STCG vs LTCG: What Changed in Budget 2024?
The Union Budget 2024 significantly revised capital gains tax rates for equity investments. Short Term Capital Gains (STCG) on equity — for assets held less than 1 year — were increased from 15% to 20%. Long Term Capital Gains (LTCG) on equity — for assets held over 1 year — were increased from 10% to 12.5%, but the annual exemption of ₹1 lakh was retained.
For debt mutual funds and property, indexation benefits were removed from Budget 2024. Both STCG and LTCG on non-equity assets are now taxed at 12.5% flat (without indexation), or at income slab rates for assets held less than the qualifying period.
How to Calculate Capital Gains on Mutual Funds
For equity mutual funds: Capital Gain = Sale Price − Purchase Price. If held for more than 1 year, it qualifies as LTCG. LTCG up to ₹1,00,000 per year is tax-free. Gains above ₹1L are taxed at 12.5%.
Example: You bought equity MF units worth ₹2 lakhs and sold for ₹3.5 lakhs after 2 years. Gain = ₹1.5L. Taxable gain = ₹1.5L − ₹1L exemption = ₹50,000. LTCG tax = ₹50,000 × 12.5% = ₹6,250.

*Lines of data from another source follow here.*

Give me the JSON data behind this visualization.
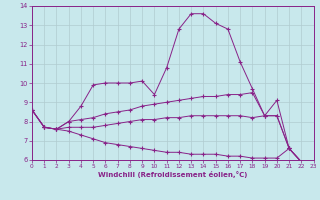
{
  "xlabel": "Windchill (Refroidissement éolien,°C)",
  "xlim": [
    0,
    23
  ],
  "ylim": [
    6,
    14
  ],
  "xticks": [
    0,
    1,
    2,
    3,
    4,
    5,
    6,
    7,
    8,
    9,
    10,
    11,
    12,
    13,
    14,
    15,
    16,
    17,
    18,
    19,
    20,
    21,
    22,
    23
  ],
  "yticks": [
    6,
    7,
    8,
    9,
    10,
    11,
    12,
    13,
    14
  ],
  "bg_color": "#c8e8ec",
  "line_color": "#882288",
  "grid_color": "#b0ccd0",
  "lines": [
    {
      "x": [
        0,
        1,
        2,
        3,
        4,
        5,
        6,
        7,
        8,
        9,
        10,
        11,
        12,
        13,
        14,
        15,
        16,
        17,
        18,
        19,
        20,
        21,
        22
      ],
      "y": [
        8.6,
        7.7,
        7.6,
        8.0,
        8.8,
        9.9,
        10.0,
        10.0,
        10.0,
        10.1,
        9.4,
        10.8,
        12.8,
        13.6,
        13.6,
        13.1,
        12.8,
        11.1,
        9.7,
        8.3,
        9.1,
        6.6,
        5.9
      ]
    },
    {
      "x": [
        0,
        1,
        2,
        3,
        4,
        5,
        6,
        7,
        8,
        9,
        10,
        11,
        12,
        13,
        14,
        15,
        16,
        17,
        18,
        19,
        20,
        21,
        22
      ],
      "y": [
        8.6,
        7.7,
        7.6,
        8.0,
        8.1,
        8.2,
        8.4,
        8.5,
        8.6,
        8.8,
        8.9,
        9.0,
        9.1,
        9.2,
        9.3,
        9.3,
        9.4,
        9.4,
        9.5,
        8.3,
        8.3,
        6.6,
        5.9
      ]
    },
    {
      "x": [
        0,
        1,
        2,
        3,
        4,
        5,
        6,
        7,
        8,
        9,
        10,
        11,
        12,
        13,
        14,
        15,
        16,
        17,
        18,
        19,
        20,
        21,
        22
      ],
      "y": [
        8.6,
        7.7,
        7.6,
        7.7,
        7.7,
        7.7,
        7.8,
        7.9,
        8.0,
        8.1,
        8.1,
        8.2,
        8.2,
        8.3,
        8.3,
        8.3,
        8.3,
        8.3,
        8.2,
        8.3,
        8.3,
        6.6,
        5.9
      ]
    },
    {
      "x": [
        0,
        1,
        2,
        3,
        4,
        5,
        6,
        7,
        8,
        9,
        10,
        11,
        12,
        13,
        14,
        15,
        16,
        17,
        18,
        19,
        20,
        21,
        22
      ],
      "y": [
        8.6,
        7.7,
        7.6,
        7.5,
        7.3,
        7.1,
        6.9,
        6.8,
        6.7,
        6.6,
        6.5,
        6.4,
        6.4,
        6.3,
        6.3,
        6.3,
        6.2,
        6.2,
        6.1,
        6.1,
        6.1,
        6.6,
        5.9
      ]
    }
  ]
}
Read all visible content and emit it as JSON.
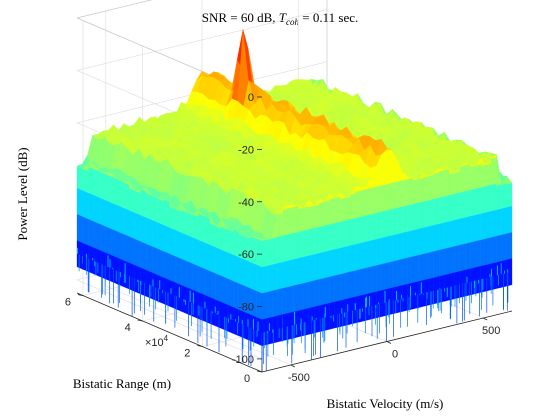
{
  "chart_data": {
    "type": "surface",
    "title": "SNR = 60 dB, T_coh = 0.11 sec.",
    "title_parts": {
      "prefix": "SNR = 60 dB, ",
      "symbol": "T",
      "subscript": "coh",
      "suffix": " = 0.11 sec."
    },
    "xlabel": "Bistatic Velocity (m/s)",
    "ylabel": "Bistatic Range (m)",
    "zlabel": "Power Level (dB)",
    "x_ticks": [
      "-500",
      "0",
      "500"
    ],
    "y_ticks": [
      "0",
      "2",
      "4",
      "6"
    ],
    "y_exponent": {
      "base": "×10",
      "power": "4"
    },
    "z_ticks": [
      "-100",
      "-80",
      "-60",
      "-40",
      "-20",
      "0"
    ],
    "xlim": [
      -650,
      650
    ],
    "ylim": [
      0,
      62000
    ],
    "zlim": [
      -105,
      0
    ],
    "colormap": "jet",
    "grid": true,
    "noise_floor_db": -45,
    "noise_floor_db_edge": -55,
    "clutter_ridge_db": -30,
    "target_peak": {
      "velocity": -20,
      "range": 47000,
      "power_db": -17
    },
    "description_series": [
      {
        "name": "clutter ridge along range axis at zero velocity",
        "values": [
          -30
        ]
      }
    ]
  }
}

Tax Harvesting: A Strategy to Reduce LTCG
Tax harvesting involves selling equity investments every year to book up to ₹1 lakh of LTCG (tax-free), and immediately reinvesting. This resets your cost basis to the higher value, reducing future taxable gains. For example, if your equity portfolio has unrealised gains of ₹80,000 in March, selling and reinvesting means you pay zero LTCG tax and your new purchase price is higher.
This strategy is particularly effective for long-term investors in Odisha who systematically invest via SIP and let their portfolio grow without selling. Consult a CA or SEBI-registered advisor before implementing this strategy.